看著仍然在母親墳頭痛哭不已的雷澤,蘇月琴上前溫柔的為他擦去淚水,沐風也在一旁不停的出言安慰,好不容易才讓他止住哭聲。
沐風見雷澤漸漸平靜下來,對他道:「你今後有什麼打算?」
雷澤搖搖頭。
「如果沒有,以後就跟著我們吧!從今天開始,我就真正是你的大哥了。」沐風道。
雷澤哽咽著對沐風道:「大哥。」說完又泣不成聲,沐風忍不住也流下了淚水。
三人回到村中,雷澤簡單的收拾了一下行裝。聽說雷澤要離開,村中的村民皆前來相送,在一片叮囑聲中,雷澤跟著沐風兩人戀戀不捨的離開小山村。
離開小山村後,蘇月琴確定了一下方向,三人繼續向泛葉湖而去。
一路上,沐風和蘇月琴都想方設法的安慰雷澤,好在雷澤思想比較簡單,很快又恢復他快樂的天性。
因為雷澤的緣故,三人已經遠遠離開正常的道路,隻是根據大致的方向行進。好在有雷澤在前麵開路,三人前進的速度倒不慢,一路上的飛禽走獸遠遠的看見雷澤,就逃之夭夭,讓沐風想大快朵頤的願望也成為泡影。
在山中穿行了一天,三人終於離開茂密的森林,回到大道上。
此處已經遠離鎮海城,道路上的行人變得十分稀少。蘇月琴想要將她的坐騎讓給雷澤,自己和沐風共乘一騎,可沒想到雷澤上馬後,那匹馬竟然負重之下寸步難行,無奈之下,隻好作罷。

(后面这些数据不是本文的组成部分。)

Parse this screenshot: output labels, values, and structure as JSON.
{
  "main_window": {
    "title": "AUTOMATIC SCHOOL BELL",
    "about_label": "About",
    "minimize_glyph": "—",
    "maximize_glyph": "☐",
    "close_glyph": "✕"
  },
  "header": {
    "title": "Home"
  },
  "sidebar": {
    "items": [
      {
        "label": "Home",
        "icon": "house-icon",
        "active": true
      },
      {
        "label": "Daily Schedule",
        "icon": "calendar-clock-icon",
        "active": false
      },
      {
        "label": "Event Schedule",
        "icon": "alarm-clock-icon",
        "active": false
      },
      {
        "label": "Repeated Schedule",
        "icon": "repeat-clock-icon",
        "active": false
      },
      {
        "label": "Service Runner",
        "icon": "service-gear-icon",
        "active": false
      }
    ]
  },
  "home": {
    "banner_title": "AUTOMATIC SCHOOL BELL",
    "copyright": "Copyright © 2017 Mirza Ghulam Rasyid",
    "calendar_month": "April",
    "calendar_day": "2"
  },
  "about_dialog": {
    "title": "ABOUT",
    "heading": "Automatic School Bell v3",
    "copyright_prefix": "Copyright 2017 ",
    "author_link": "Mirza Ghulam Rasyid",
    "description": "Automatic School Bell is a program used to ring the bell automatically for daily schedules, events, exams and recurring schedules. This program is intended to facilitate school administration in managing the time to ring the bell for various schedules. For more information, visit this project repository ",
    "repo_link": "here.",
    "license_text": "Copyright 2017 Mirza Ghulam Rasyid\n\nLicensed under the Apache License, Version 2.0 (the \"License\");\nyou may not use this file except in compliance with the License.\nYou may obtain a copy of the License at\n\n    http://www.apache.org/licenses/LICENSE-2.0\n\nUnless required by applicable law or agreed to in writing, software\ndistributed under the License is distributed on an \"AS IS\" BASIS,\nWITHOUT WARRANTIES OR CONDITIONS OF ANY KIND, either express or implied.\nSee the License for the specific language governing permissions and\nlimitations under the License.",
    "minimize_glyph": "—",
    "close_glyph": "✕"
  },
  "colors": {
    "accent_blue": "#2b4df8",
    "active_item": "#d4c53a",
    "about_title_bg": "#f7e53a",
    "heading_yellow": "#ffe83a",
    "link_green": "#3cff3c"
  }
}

沿著大道走了不久,三人看見幾個人神色驚慌的從遠處跑來,看打扮都是過路的商旅。沐風攔住他們,問道:「請問前麵出了什麼事,讓各位如此驚慌?」
其中一人略微喘息,答道:「前麵不遠處有一條河,本來河上有個渡口,我們都是準備渡河的商人。可不想今天不知從哪兒跑來幾頭怪獸到河邊飲水,被渡河之人激怒後搗毀了渡口,好幾個人都被其所傷,幸好我們幾個跑得快才倖免於難。我看你們也避一避吧!明天再去渡河,說不定那幾頭怪獸就會離開了。」說完那幾個人急急忙忙的轉身離去。
不待沐風有所表示,雷澤已經迫不及待的笑道:「嗬嗬!怪獸,今天我們的晚餐有著落了。」蘇月琴聞言也不禁莞爾。
沐風指著前方笑道:「那我們還等什麼?」說著放馬向前奔去。
雷澤也大喝一聲,急忙拔腿向沐風追去,蘇月琴怕沐風有失,也不敢怠慢,忙跟了上去。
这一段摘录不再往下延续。